A lo largo de estos años y estos correos, uno de los aprendizajes que he tratado de compartir es el de que hay muchos mitos en esto de emprender, los negocios, las ventas y demás.

Y una de esas creencias perniciosas es la de las epifanías.

Los momentos reveladores que lo cambian todo, la gran idea, el best-seller, el momento culminante en el que por fin lo conseguimos o cambiamos para siempre.

Pero el éxito en el mundo real se parece al mejor discurso de la historia del cine, el de Al Pacino en la película Un domingo cualquiera.

Que no sigo, ni entiendo, o me gusta, el fútbol americano, pero ese discurso debería escucharlo todo el mundo, al menos una vez.

Es este, haz clic y espero. Lo digo en serio, son menos de 5 minutos.

Y de verdad creo que es el mejor del cine y de esa burra no me bajo.

Porque el éxito se basa en pelear por esas pulgadas que tenemos alrededor, arañarlas poco a poco, moverse para conquistar una más.

Y olvidarnos de epifanías, momentos, trucos o milagros que lo vayan a cambiar todo.

Las películas y las historias funcionan de una manera muy diferente a la realidad cotidiana. De hecho, incluso la que he nombrado lo hace. El gran discurso que instaura el ánimo, cambia todo y hace que el equipo consiga la gran victoria, el momento cumbre, la redención final.

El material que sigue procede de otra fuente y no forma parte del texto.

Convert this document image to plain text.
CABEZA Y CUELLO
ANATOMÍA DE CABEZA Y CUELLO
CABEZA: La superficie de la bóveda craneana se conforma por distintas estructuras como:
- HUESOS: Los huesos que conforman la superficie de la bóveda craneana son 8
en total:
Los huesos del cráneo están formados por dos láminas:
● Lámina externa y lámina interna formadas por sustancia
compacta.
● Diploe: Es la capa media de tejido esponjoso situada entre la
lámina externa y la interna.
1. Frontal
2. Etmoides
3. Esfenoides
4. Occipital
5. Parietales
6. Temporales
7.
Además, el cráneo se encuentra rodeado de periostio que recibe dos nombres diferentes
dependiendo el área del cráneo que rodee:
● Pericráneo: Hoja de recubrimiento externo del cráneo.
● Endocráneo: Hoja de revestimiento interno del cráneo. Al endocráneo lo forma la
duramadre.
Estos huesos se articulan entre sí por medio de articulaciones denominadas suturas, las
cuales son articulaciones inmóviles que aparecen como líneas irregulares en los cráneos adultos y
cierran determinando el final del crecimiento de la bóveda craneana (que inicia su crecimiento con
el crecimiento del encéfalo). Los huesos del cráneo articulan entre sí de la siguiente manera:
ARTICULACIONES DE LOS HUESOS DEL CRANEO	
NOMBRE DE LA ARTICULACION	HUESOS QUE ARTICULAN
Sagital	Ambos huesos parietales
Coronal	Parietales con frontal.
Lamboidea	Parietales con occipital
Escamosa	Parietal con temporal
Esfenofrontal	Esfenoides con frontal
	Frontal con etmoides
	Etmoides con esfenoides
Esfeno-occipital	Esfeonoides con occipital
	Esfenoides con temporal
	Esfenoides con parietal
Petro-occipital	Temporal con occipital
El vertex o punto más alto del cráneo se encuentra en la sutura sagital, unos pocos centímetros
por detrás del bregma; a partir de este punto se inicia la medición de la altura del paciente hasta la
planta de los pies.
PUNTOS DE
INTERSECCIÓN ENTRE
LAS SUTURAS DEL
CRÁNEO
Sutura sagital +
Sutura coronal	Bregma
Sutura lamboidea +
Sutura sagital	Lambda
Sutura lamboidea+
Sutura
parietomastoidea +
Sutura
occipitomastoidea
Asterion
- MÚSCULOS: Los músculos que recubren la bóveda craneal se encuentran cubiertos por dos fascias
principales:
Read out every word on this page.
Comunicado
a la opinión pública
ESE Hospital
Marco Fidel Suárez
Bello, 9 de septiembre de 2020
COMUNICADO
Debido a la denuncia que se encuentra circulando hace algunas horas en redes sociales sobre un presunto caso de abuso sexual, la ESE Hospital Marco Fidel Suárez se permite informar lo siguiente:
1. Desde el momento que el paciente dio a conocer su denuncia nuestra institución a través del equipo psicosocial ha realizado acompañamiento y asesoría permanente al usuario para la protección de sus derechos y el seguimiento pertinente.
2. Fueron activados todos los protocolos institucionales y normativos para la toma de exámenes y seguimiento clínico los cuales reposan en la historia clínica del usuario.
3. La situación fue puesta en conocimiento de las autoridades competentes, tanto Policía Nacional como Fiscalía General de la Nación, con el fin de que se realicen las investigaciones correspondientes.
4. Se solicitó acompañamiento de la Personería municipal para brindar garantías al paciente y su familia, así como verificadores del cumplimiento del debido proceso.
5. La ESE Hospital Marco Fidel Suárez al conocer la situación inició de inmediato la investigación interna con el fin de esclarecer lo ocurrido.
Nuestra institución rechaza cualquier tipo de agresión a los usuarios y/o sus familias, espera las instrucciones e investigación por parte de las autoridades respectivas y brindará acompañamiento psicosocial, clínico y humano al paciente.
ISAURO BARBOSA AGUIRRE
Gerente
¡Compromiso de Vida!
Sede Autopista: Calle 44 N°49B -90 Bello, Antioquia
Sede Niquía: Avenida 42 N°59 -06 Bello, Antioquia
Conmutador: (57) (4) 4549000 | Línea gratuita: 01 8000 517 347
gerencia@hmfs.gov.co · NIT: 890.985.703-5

La película en sí no es gran cosa, y no hay que mirar cómo es o qué sucede, sino hacer caso a lo que dice Pacino:

«Las pulgadas que necesitamos están por todas partes a nuestro alrededor […] Las peleamos y arañamos porque sabemos que, cuando sumamos esas pulgadas, eso es lo que marca la puta diferencia entre ganar o perder. Entre vivir o morir».

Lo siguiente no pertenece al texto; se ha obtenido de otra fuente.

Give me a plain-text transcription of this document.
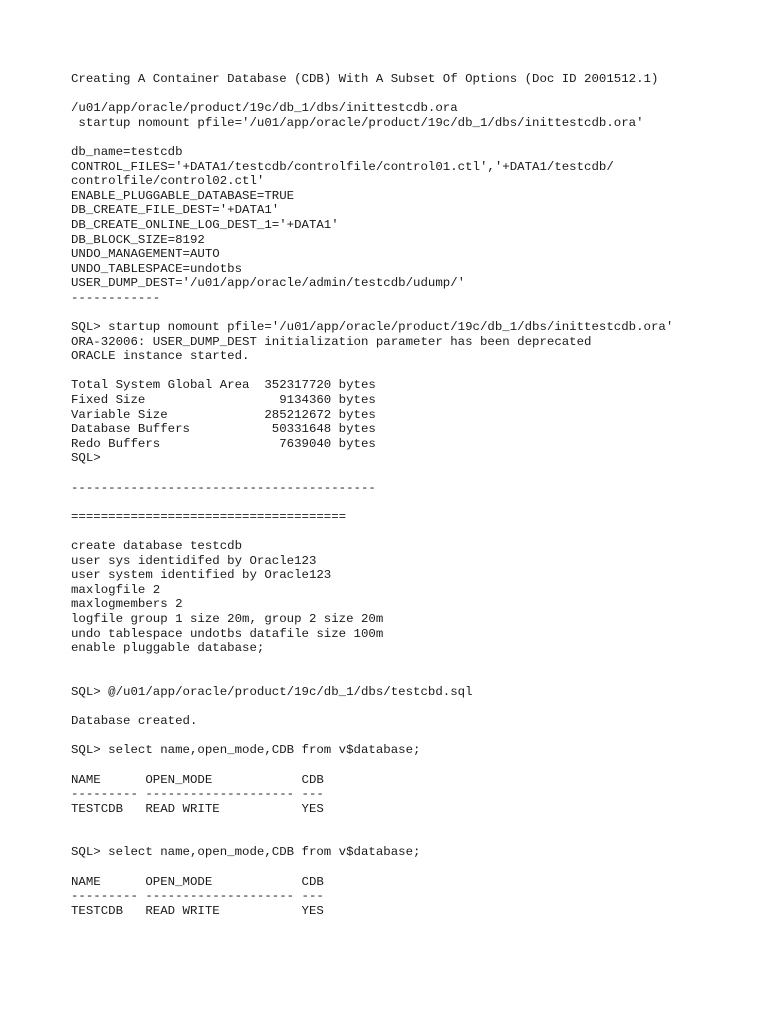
Creating A Container Database (CDB) With A Subset Of Options (Doc ID 2001512.1)
/u01/app/oracle/product/19c/db_1/dbs/inittestcdb.ora
startup nomount pfile='/u01/app/oracle/product/19c/db_1/dbs/inittestcdb.ora'
db_name=testcdb
CONTROL_FILES='+DATA1/testcdb/controlfile/control01.ctl','+DATA1/testcdb/
controlfile/control02.ctl'
ENABLE_PLUGGABLE_DATABASE=TRUE
DB_CREATE_FILE_DEST='+DATA1'
DB_CREATE_ONLINE_LOG_DEST_1='+DATA1'
DB_BLOCK_SIZE=8192
UNDO_MANAGEMENT=AUTO
UNDO_TABLESPACE=undotbs
USER_DUMP_DEST='/u01/app/oracle/admin/testcdb/udump/'
------------
SQL> startup nomount pfile='/u01/app/oracle/product/19c/db_1/dbs/inittestcdb.ora'
ORA-32006: USER_DUMP_DEST initialization parameter has been deprecated
ORACLE instance started.
Total System Global Area  352317720 bytes
Fixed Size                  9134360 bytes
Variable Size             285212672 bytes
Database Buffers           50331648 bytes
Redo Buffers                7639040 bytes
SQL>
-----------------------------------------
=====================================
create database testcdb
user sys identidifed by Oracle123
user system identified by Oracle123
maxlogfile 2
maxlogmembers 2
logfile group 1 size 20m, group 2 size 20m
undo tablespace undotbs datafile size 100m
enable pluggable database;
SQL> @/u01/app/oracle/product/19c/db_1/dbs/testcbd.sql
Database created.
SQL> select name,open_mode,CDB from v$database;
NAME      OPEN_MODE            CDB
--------- -------------------- ---
TESTCDB   READ WRITE           YES
SQL> select name,open_mode,CDB from v$database;
NAME      OPEN_MODE            CDB
--------- -------------------- ---
TESTCDB   READ WRITE           YES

Y concluye al final que eso es el fútbol, eso es la vida…

Y eso son los negocios, hay que añadir.

Un juego de pulgadas

Los economistas solemos tener conceptos menos románticos para definir los procesos por los que funcionan las cosas.

En casos como este, hablamos del poder del interés compuesto, de cómo muchos pocos nos acaban llevando, acumulativamente, al beneficio deseado, al objetivo que nos hemos puesto.

La moraleja es que, en la vida real y el día a día, esto va de pelear para avanzar otro centímetro, y luego otro, y un día miras atrás y lo has conseguido.

O no, porque en la vida puedes hacer incluso todo bien y que salga mal, así son las cosas cuando no hablamos de películas.

Sin embargo, estamos obsesionados con el golpe de suerte, el producto milagroso, la técnica mágica que nos curará, el instante que nos cambiará la vida… La epifanía tras la cual, por fin, alcanzaremos la tierra prometida y ya podremos relajarnos de una vez y bajar los brazos para descansar.

Pero eso no existe y, en caso de hacerlo, es una variante del ganador de lotería.

Algo tan raro como para que podamos confiar en que nos ocurra, porque la lotería, como ya habremos comprobado, es una mala estrategia en la que confiar para conseguir lo que deseamos.

El problema de las películas

El problema es que no se parecen a la realidad y así deben ser, porque no vas al cine a experimentar un lunes a las diez de la mañana. Vas a emocionarte.

Por eso, las películas tienen que tener una estructura que produzca esa emoción, un drama muy concreto y terminar en el momento de apogeo, la gran victoria del héroe tras sus mil tribulaciones.

Y luego, la palabra FIN y fueron felices comiendo perdices para siempre.

Pero eso no es la vida.

A los triunfos se llega por el oscuro trabajo que nadie ve y que araña otra pulgada cada día. Mucho menos glamuroso, horrible argumento para una película.

A lo largo de estas más de dos décadas, me he encontrado esa actitud de lotería más de lo que debería. El ansia por el éxito rápido, la apuesta por el producto best-seller, el encomendarse a una táctica “milagrosa”…

Nada de eso funciona, pero vende. Por eso muchos siguen inculcando y perpetuando esas nociones.

Sin embargo, la realidad no es tan atractiva, arañar las pulgadas alrededor nuestro y relatarlo no triunfaría en taquilla.

Pero es la manera de triunfar en la vida real.

Si es que lo conseguimos, porque garantías no hay en este juego.

¿Soso? Puede, pero ya hemos visto más de una vez que lo aburrido nos salvará, y no todos esos secretos y balas de plata que prometen mucho y no dan nada.

P.D. En un momento del discurso que pasa desapercibido, Pacino se refiere al timing cuando dice que medio segundo antes o después, media pulgada más allá o más acá, también marca la diferencia. Otra de las grandes verdades resumida en una frase, porque recordemos que el timing es una de las encarnaciones más poderosas de la suerte en los negocios.